Bolloré dans l’édition et l’entertainment
Si l’opération devenait définitive avant la fin de cette année, le groupe Bolloré disposerait alors d’un trésor de guerre qui lui permettrait de s’offrir Vivendi – valorisé à plus de 11 milliards d’euros, et dont il détient déjà 29,7 % –, pour fusionner le conglomérat avec le groupe Lagardère. Son objectif : devenir un acteur de taille internationale dans les médias et dans l’édition.
D’ailleurs, dès l’offre de la CMA CGM connue, l’action Vivendi gagnait 6 % à la Bourse de Paris, comme un premier signal favorable des marchés sur une possible OPA dans les prochains mois.
Bolloré quitte la logistique mais pas l’Afrique. Exit les ports et les entrepôts de stockage, place aux librairies et aux écoles avec Hachette, aux médias en tout genre avec Canal Plus et Havas. Sans oublier un jour prochain l’agriculture, dossier sur lequel planchent, depuis plusieurs mois et dans la confidence, quelques personnes au siège français de Puteaux.
En termes de desserte, maritime ou terrestre, les conséquences de la vente de BTL n’auront que très peu d’effets pour le continent, l’ensemble des activités africaines de l’opérateur ayant déjà été cédées à MSC en décembre. « Seul un article du contrat signé alors stipule qu’AGL reste le correspondant de BTL sur le continent pour deux ans », précise un expert du dossier. Avec peu de chance d’aller au-delà, tant il est difficile d’imaginer que MSC, comme CMA CGM, puissent se satisfaire d’une telle situation plus longtemps.
Boulimie d’acquisitions de CMA CGM
Avec l’achat de BTL, le troisième armateur mondial revient dans la course dominée par l’italo-suisse MSC, suivi dans son sillage par le danois Maersk. Les trois géants des mers ont profité de leurs énormes bénéfices engrangés ces deux dernières années pour également s’implanter à coup de milliards sur terre et dans les airs.
Sauvé de la faillite en 2009 par l’État français, encore en grande difficulté dix ans plus tard, CMA CGM réalise aujourd’hui la plus grosse acquisition de son histoire. La énième en quelques mois, pour la compagnie marseillaise qui affiche une boulimie à la mesure des 23,5 milliards d’euros de bénéfices engrangés en 2022. Après avoir acheté des terminaux aux États-Unis et au Liban, l’armateur a poursuivi ses investissements dans la logistique, démarrés en 2019 avec le suisse Ceva, en reprenant l’américain Ingram Micro en 2021, puis Gefco et Colis Privé l’année dernière. CMA CGM est également entré pour 9 % au capital d’Air-France-KLM pour renforcer sa propre flotte d’avions-cargos, et pour 10 % dans celui d’Eutelsat.
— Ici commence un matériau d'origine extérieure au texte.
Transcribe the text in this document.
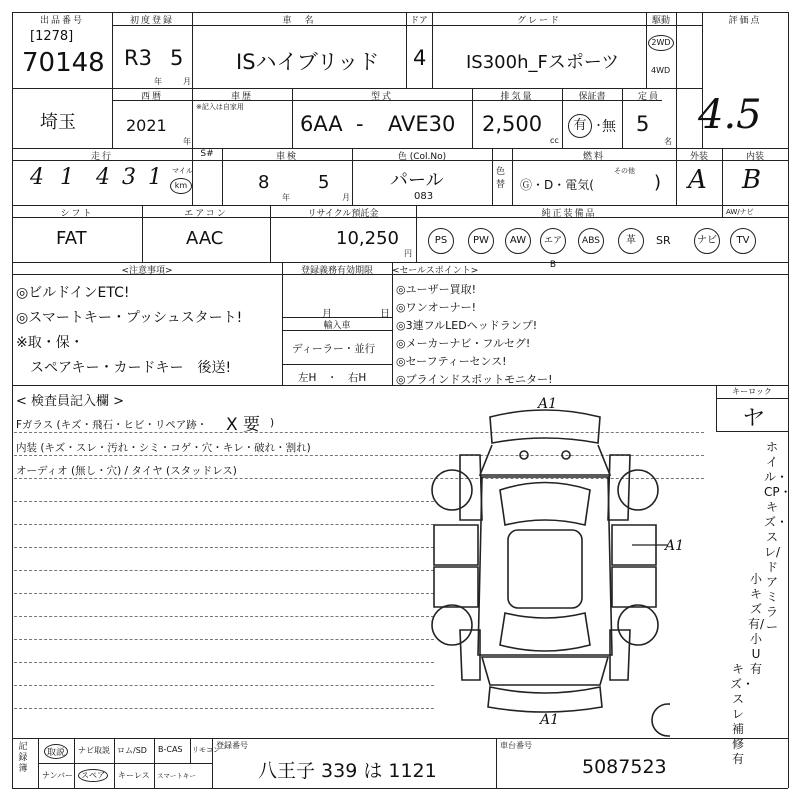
出品番号
[1278]
70148
初度登録
R3 5
年	月
車　名
ISハイブリッド
ドア
4
グレード
IS300h_Fスポーツ
駆動
2WD
4WD
評価点
4.5
埼玉
西暦
2021
年
車歴
※記入は自家用
型式
6AA - AVE30
排気量
2,500
cc
保証書
有 ・
無
定員
5
名
走行
4 1 4 3 1 マイル
km
S#	車検
8
年
5
月
色 (Col.No)
パール
083
色替
燃料
Ⓖ・D・電気(
その他
)
外装	内装
A B
シフト
FAT
エアコン
AAC
リサイクル預託金
10,250
円
純正装備品	AW/ナビ
PS	PW	AW	エアB
ABS	革	SR	ナビ	TV
<注意事項>
◎ビルドインETC!
◎スマートキー・プッシュスタート!
※取・保・
　スペアキー・カードキー　後送!
登録義務有効期限
月	日
輸入車
ディーラー・並行
左H　・　右H
<セールスポイント>
◎ユーザー買取!
◎ワンオーナー!
◎3連フルLEDヘッドランプ!
◎メーカーナビ・フルセグ!
◎セーフティーセンス!
◎ブラインドスポットモニター!
< 検査員記入欄 >
Fガラス (キズ・飛石・ヒビ・リペア跡・ X 要 )
内装 (キズ・スレ・汚れ・シミ・コゲ・穴・キレ・破れ・割れ)
オーディオ (無し・穴) / タイヤ (スタッドレス)
A1
A1
A1
キーロック
ヤ
ホイル・CP・キズ・スレ/ドアミラー
小キズ有/小U有
キズ・スレ補修有
記録簿
取説	ナビ取説 ロム/SD B-CAS リモコン
ナンバー スペア	キーレス スマートキー
登録番号
八王子 339 は 1121
車台番号
5087523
Avec BTL, la compagnie maritime française continue de tisser sa toile à travers le monde. À la suite de ce rachat, sa filiale Ceva Logistics fait son entrée parmi les cinq plus gros acteurs du secteur et voit son expertise renforcée dans des secteurs à forte valeur ajoutée comme le luxe, l’aéronautique ou la santé. Un moyen pour CMA CGM de séduire encore un peu plus les plus gros chargeurs mondiaux, de Michelin à Apple en passant par LVMH, tous demandeurs d’une solution de transport intégrée, « jusqu’au dernier kilomètre ».